I've been playing No Man's Sky of late, and have now finished with it.

As far as Steam is concerned, I've spent 208 hours in the game. As far as NMS itself is concerned, I've spent 157 hours. I assume that the discrepency is because of how long it takes to load the game and to warp between different locations, which Steam counts as play time and NMS doesn't.

The game is a lot better than the reports of it suggested it was when it first came out. It's actually very reasonable now. It's like a single-player MMO: you do come across evidence of other players, and if you go to a multidimensional space station called the Anomaly you can actually meet them, but most of the time you're on your own.

The basic gameplay is that of a light surival game. Gather resources to make things so you can gather other resources to make more things. There is a story to it, but it's not all that imaginative (although some players love it). The newbie experience is somewhat fraagile, though: the way the tutorial works, you're told your next goal and the direction it's in shows up on your screen. That's fine except that it focuses on the last goal you were given. If you inadvertently acquire another goal before completing it, that other goal will be the one you're directed to follow. You can change it if you know where to look in the interface menus, but as a newbie you don't know that. This explains why I spent hours walking across the terrain of a mean planet looking for a resource that turned out to be on another planet over the horizon; I should have been looking for a different, easy-to-find resource to fix a spaceship so I could then go to that other planet. Wonderful.

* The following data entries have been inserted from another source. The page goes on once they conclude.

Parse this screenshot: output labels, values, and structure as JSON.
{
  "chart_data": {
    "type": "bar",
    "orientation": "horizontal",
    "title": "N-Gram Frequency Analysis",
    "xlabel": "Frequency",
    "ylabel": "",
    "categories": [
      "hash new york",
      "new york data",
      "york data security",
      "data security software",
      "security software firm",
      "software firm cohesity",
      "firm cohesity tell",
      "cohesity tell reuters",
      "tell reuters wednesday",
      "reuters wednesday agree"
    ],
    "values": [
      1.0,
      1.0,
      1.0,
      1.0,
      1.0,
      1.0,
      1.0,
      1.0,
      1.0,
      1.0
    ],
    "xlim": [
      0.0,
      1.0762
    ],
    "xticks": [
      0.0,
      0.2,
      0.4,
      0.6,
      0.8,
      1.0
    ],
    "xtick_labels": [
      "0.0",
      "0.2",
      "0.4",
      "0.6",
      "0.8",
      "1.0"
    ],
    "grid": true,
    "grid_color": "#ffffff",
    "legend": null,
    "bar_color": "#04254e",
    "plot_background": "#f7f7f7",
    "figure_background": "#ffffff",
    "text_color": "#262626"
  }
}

The big selling point of NMS is its procedural generation. It has vast, vast numbers of visitable planets and moons, all of which are different. they do in general look and behave differently, too: there's much more variety than I was expecting, which was a pleasant surprise. OK, so the planets never seem to have rivers, they all have the same gravity and cities don't appear to have been invented, but the critters and geography are nice and varied. The range of resources was low, though; it needs more of those.

The controls are easy to get a handle on — much better than with Elite: Dangerous. It's very console-oriented, however, and I was playing on the PC. All the main functionality was loaded onto the keys surrounding S. I could have changed them to match my mouse buttons, I suppose, but you usually have to hold them down and that can damage them. Frustratingly, I found it quite easy to click/hold on something I didn't intend to, so sometimes discovered I'd made decisions that I hadn't intended to make. I also found that I was on occasion asked to make decisions about the direction of the main story that had non-obvious consequences. I'm certain that some of them did the opposite of what I wanted them to do.

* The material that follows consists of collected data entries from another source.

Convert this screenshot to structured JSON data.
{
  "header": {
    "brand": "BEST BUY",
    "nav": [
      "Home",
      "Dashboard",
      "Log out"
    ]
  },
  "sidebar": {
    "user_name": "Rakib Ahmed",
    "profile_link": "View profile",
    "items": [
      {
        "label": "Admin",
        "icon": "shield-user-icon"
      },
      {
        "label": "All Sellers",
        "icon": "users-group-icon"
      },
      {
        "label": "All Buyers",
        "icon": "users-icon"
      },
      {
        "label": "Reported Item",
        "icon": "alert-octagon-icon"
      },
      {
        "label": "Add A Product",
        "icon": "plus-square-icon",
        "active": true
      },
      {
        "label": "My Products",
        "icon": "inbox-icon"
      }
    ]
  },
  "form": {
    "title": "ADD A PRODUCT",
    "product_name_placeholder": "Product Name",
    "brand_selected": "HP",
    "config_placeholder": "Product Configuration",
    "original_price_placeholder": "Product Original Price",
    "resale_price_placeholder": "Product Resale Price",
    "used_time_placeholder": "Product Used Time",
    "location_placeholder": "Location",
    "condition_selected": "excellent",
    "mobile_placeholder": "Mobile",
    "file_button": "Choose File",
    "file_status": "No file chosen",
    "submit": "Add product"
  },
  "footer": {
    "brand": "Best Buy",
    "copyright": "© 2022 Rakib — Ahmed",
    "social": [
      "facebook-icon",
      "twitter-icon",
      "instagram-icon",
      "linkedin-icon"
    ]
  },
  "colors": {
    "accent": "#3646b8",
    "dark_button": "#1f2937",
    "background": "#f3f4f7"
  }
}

Mutli-player missions are available at the Anomaly. I only did one of these and I soloed it; the rewards are all cosmetic and I wasn't interested in them in the slightest. Only one person spoke to me the entire time I played, and that was someone trying to spread the word of Jesus. I didn't respond to their message. Hell beckons.

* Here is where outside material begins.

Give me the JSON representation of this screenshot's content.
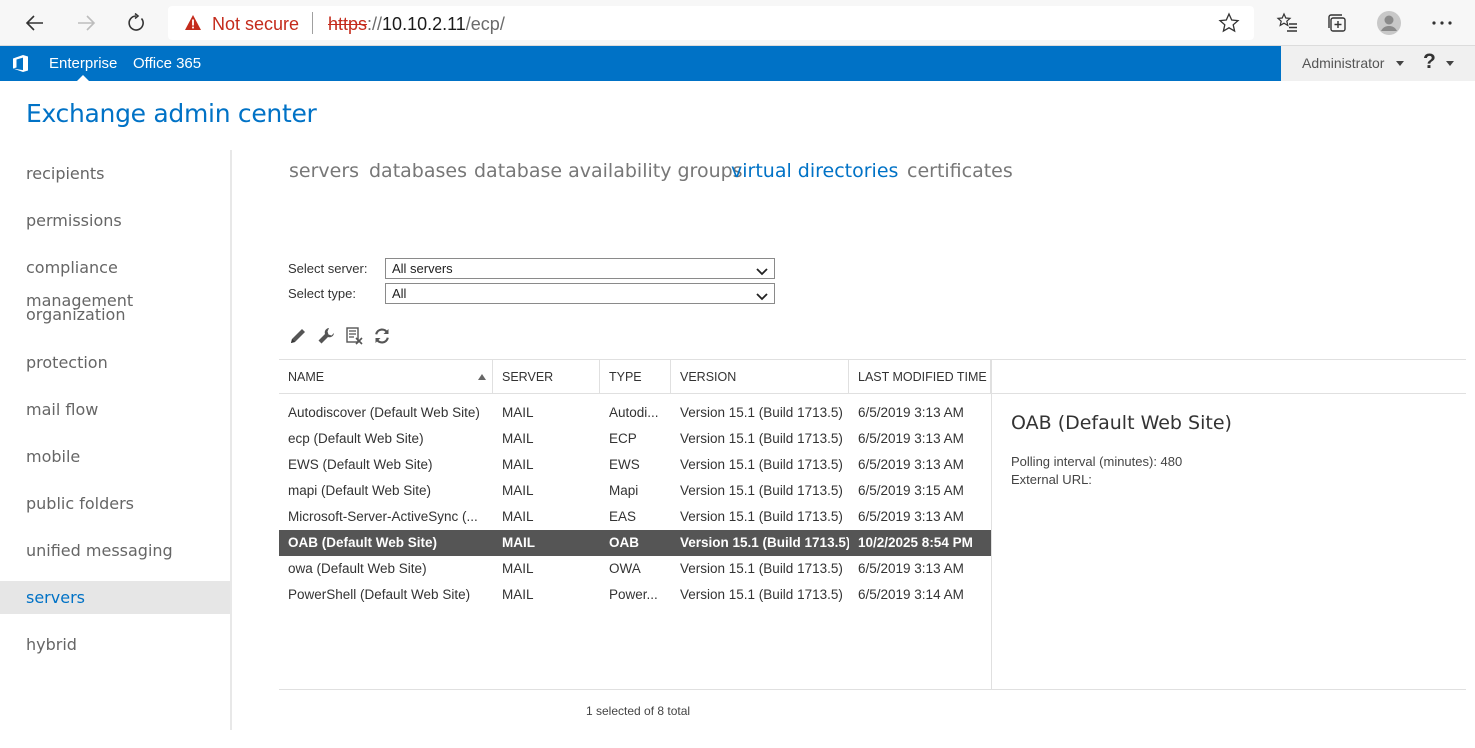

The reason I stopped playing was because at that point I could have anything I wanted. All I had to do was to go to a space station and ask the NPC guild leader for freebies, then go to the next space station and do the same. You can return to the space station a bit later and they'll give you the freebies again. The only downside is that you have to warp to the next space station (which takes time as it has to load that space station; you get to watch a Star Trek-style warping lights show while it does it). By repeatedly doing this, you can get all the stuff you need to progress as far as your patience will allow: capacity upgrades for your weapon, spacesuit and spaceship; upgrades you can sell for a currency called "nanites", that are used to purchase crafting recipes and class upgrades for your weapon and spaceship; tokens to upgrade your freighter. Ordinary currency, called "units", you get from sending spaceships on missions every day. I had well over 800,000,000 units when I quit and nothing much to spend them on; ditto tens of thousands of nanites. There's no gameplay to any of this: you just go to the NPC guild leader (of the explorer, trade or mercenary guild — there's one guild per space station) and once your reputation is high enough they give you free stuff. In terms of building reputation with the guilds, I focused on exploration because I didn't find either of the other two until after maybe a hundred hours of play,and I was only second-highest rep level for those two. This is nevertheless enough to get the free stuff I want from them.

That'sall there is to it, then. Still, at least the game wasn't trying to use cheap psychological tricks to keep playing.

I upgraded all my gear to the top tier. My freighter was only third tier (out of 5), but if I'd spent more time picking up freebies then I'd have got it higher before long. My settlement (yes, you do get to run and manage one) was second tier; to improve that, I'd just have to log in each day and make the decisions asked of me. I suspect that it might have been easier if I'd chosen a settlement on on a planet that didn't have an ambient temperature of -50 degrees Celsius.

There are three species of NPC plus some one-offs at the Anomaly. These NPC species correspond to trade, exploration and mercenary biases, but I did meet plenty of them of all kinds. You get to learn their languages from them a word at a time, which is a nice touch, albeit a tedious one. What particularly irritated me about this was that to interact with an NPC you had to click/hold on it, then skip through its opening dialogue (which might require two or three clicks) and then choose from a menu. That done, you have to click through the responses and then the menu closes. That's fine except if you want to do more than one thing off the menu, such as giving them a present as well as learning a word. If you do, you have to go through the whole palaver again. Also, you can only give them one present at a t time. I had maybe 40 or 50 gifts to give out that I didn't bother with because it would have taken me 15 seconds for each one.

Oh, the game would hang on me sometimes when I left a spaceship or base. That was annoying. So was falling through the architecture and getting killed by cosmic rays.

Overall, though, I was quite impressed with what I found. It's an inoffensive game with lots to do and I didn't find that it suffered from the usual procedural-generation problem of "trillions of different places, all the same". I prefer Conan Exiles for MMO survial gameplay (well, I did until they dumbed down the construction), but I can see myself returning to NMS in the future to see how it's developed further.

Now to decide what to play next. I'm thinking maybe Fallout 76, but as I haven't played any Fallout games or watched the recent TV series, I may be at a disadvantage.